Der Leistungscharakter der Bundesjugendspiele tritt so in den Hintergrund. „Es ist doch überhaupt nicht so, dass sich die Kinder extremem Leistungsdruck ausgesetzt fühlen und darunter leiden. Das Lernen von Gewinnen und Verlieren halte ich für außerordentlich wichtig für die Heranwachsenden“, betonte Hingsen, der 1984 Silber bei den Olympischen Spielen gewann.
Bei der aktuellen Krise sieht Hingsen ein großes Problem in dem Fördersystem in Deutschland. „Für den gesamten Spitzensport in Deutschland werden 250 Millionen Euro bereitgestellt. Das klingt erst mal viel. Aber wenn man überlegt, dass Texas den gleichen Betrag nur für Collegemannschaften ausgibt, kann man abschätzen, warum wir nur noch im zweiten Glied stehen“, sagte Hingsen. So sei eine Förderung der Talente schwierig.
Für die Olympischen Spiele in Paris sei ein „ähnliches Desaster“ wie in Budapest zu befürchten.

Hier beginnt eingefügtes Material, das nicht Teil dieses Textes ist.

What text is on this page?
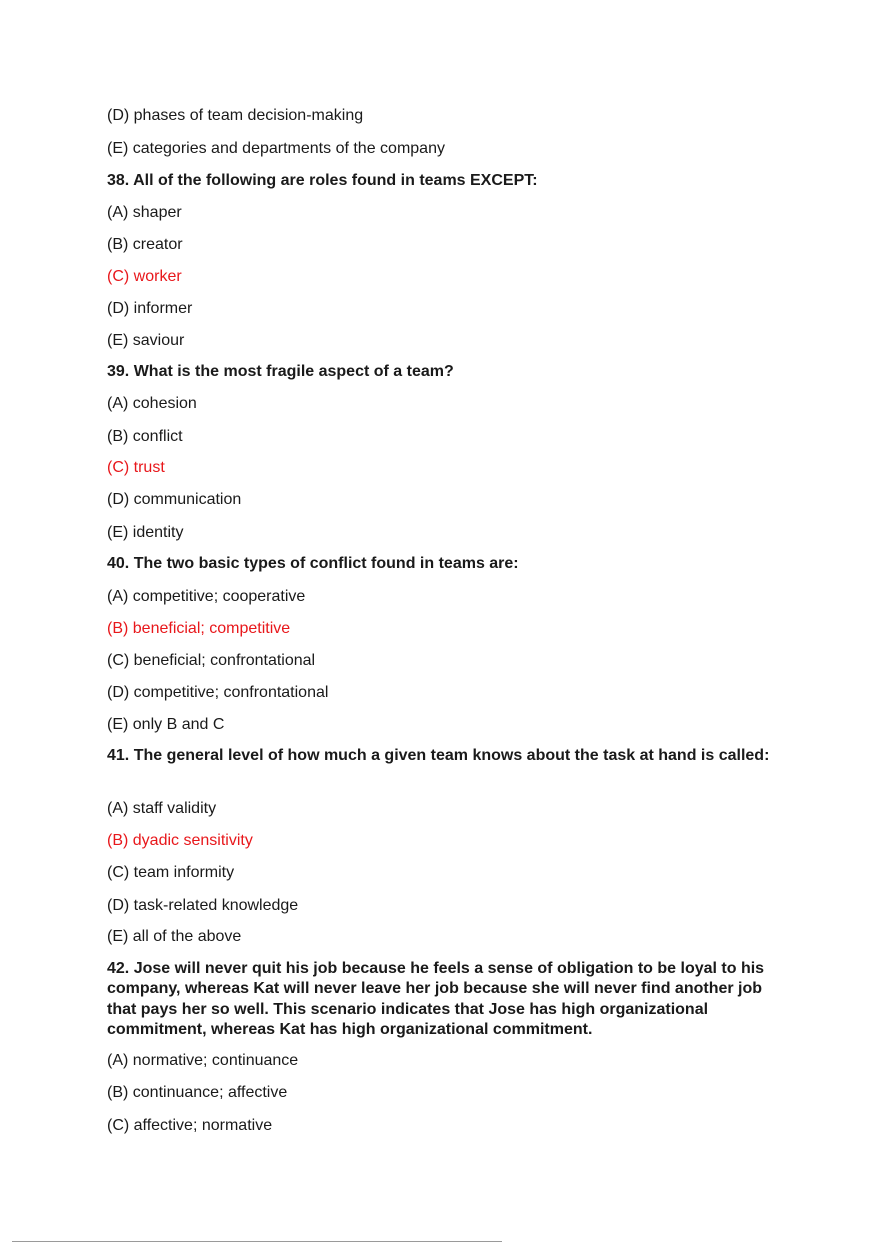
(D) phases of team decision-making
(E) categories and departments of the company
38. All of the following are roles found in teams EXCEPT:
(A) shaper
(B) creator
(C) worker
(D) informer
(E) saviour
39. What is the most fragile aspect of a team?
(A) cohesion
(B) conflict
(C) trust
(D) communication
(E) identity
40. The two basic types of conflict found in teams are:
(A) competitive; cooperative
(B) beneficial; competitive
(C) beneficial; confrontational
(D) competitive; confrontational
(E) only B and C
41. The general level of how much a given team knows about the task at hand is called:
(A) staff validity
(B) dyadic sensitivity
(C) team informity
(D) task-related knowledge
(E) all of the above
42. Jose will never quit his job because he feels a sense of obligation to be loyal to his company, whereas Kat will never leave her job because she will never find another job that pays her so well. This scenario indicates that Jose has high organizational commitment, whereas Kat has high organizational commitment.
(A) normative; continuance
(B) continuance; affective
(C) affective; normative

Hingsen wünscht sich aber auch mehr Unterstützung aus der Politik. „Wir haben nur noch eine Streit- und keine Motivationskultur. Spitzensport in Deutschland hat keine Lobby mehr. Zu meiner Zeit etwa kam der damalige Innenminister Wolfgang Schäuble noch zu Wettkämpfen und hat sich mit mir getroffen, um zu hören, wie es mir geht und wie es um das Duell mit Daley Thompson steht“, so der frühere Leichtathlet.